Now that I had a nice test script, I also tested under Python 2.6, 3.3 and 3.4, here's the results. In Python 2.6, the plus operator is the fastest! On Python 3, join wins out. Note: these tests are very repeatable on my system. So, 'plus' is always faster on 2.6, 'intp' is always faster on 2.7 and 'join' is always faster on Python 3.x.

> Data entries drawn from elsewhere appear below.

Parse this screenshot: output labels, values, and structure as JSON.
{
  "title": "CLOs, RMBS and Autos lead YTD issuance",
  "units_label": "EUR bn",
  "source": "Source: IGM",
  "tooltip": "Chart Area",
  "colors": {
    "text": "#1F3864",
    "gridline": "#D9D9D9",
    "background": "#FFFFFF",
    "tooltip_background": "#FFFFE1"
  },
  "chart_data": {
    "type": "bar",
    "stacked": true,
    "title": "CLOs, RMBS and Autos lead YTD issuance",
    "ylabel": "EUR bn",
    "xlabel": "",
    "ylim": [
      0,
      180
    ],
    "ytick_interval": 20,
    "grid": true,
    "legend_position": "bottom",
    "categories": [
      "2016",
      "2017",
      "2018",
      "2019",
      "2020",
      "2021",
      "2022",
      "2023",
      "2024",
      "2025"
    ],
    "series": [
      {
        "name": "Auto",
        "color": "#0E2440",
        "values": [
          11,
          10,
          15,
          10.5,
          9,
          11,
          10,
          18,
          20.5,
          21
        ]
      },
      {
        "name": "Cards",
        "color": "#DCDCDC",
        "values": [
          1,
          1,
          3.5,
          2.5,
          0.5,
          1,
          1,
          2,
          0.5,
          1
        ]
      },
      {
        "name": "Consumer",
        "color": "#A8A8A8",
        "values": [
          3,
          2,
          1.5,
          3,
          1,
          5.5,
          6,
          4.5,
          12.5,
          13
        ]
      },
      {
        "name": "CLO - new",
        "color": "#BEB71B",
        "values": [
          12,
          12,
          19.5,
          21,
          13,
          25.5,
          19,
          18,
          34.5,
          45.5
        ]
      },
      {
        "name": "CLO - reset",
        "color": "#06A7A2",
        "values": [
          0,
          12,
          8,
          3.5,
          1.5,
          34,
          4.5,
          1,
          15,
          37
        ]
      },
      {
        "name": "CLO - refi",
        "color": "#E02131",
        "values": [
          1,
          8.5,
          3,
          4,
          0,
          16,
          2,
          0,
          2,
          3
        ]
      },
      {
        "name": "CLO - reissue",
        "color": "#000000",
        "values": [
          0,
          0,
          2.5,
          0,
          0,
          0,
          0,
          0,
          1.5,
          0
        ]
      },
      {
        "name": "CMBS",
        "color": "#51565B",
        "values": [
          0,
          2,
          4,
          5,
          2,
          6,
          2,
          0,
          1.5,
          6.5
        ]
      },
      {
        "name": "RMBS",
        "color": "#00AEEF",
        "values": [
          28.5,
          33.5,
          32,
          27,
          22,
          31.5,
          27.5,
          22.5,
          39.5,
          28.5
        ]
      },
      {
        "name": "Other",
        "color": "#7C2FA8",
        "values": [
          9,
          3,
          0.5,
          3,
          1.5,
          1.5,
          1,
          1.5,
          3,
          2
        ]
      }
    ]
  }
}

# Python 2.6 concatenate_test.py
plus 0.338213920593 (100.00% as fast)
join 0.427221059799 (79.17% as fast)
form 0.515371084213 (65.63% as fast)
intp 0.378169059753 (89.43% as fast)
# Python 3.3 concatenate_test.py
plus 0.409130576998 (89.20% as fast)
join 0.364938726001 (100.00% as fast)
form 0.621366866995 (58.73% as fast)
intp 0.419064424001 (87.08% as fast)
# Python 3.4 concatenate_test.py
plus 0.481188605998 (85.14% as fast)
join 0.409673971997 (100.00% as fast)
form 0.652010936996 (62.83% as fast)
intp 0.460400978001 (88.98% as fast)
# Python 3.5 concatenate_test.py
plus 0.417167026084 (93.47% as fast)
join 0.389929617057 (100.00% as fast)
form 0.595661019906 (65.46% as fast)
intp 0.404455224983 (96.41% as fast)
Lesson learned:
- Sometimes, my assumptions are dead wrong.
 - Test against the system environment. You'll be running in production.
 - String interpolation isn't dead yet!
 
tl;dr:
- If you using Python 2.6, use the '+' operator.
 - if you're using Python 2.7, use the '%' operator.
 - if you're using Python 3.x, use ''.join().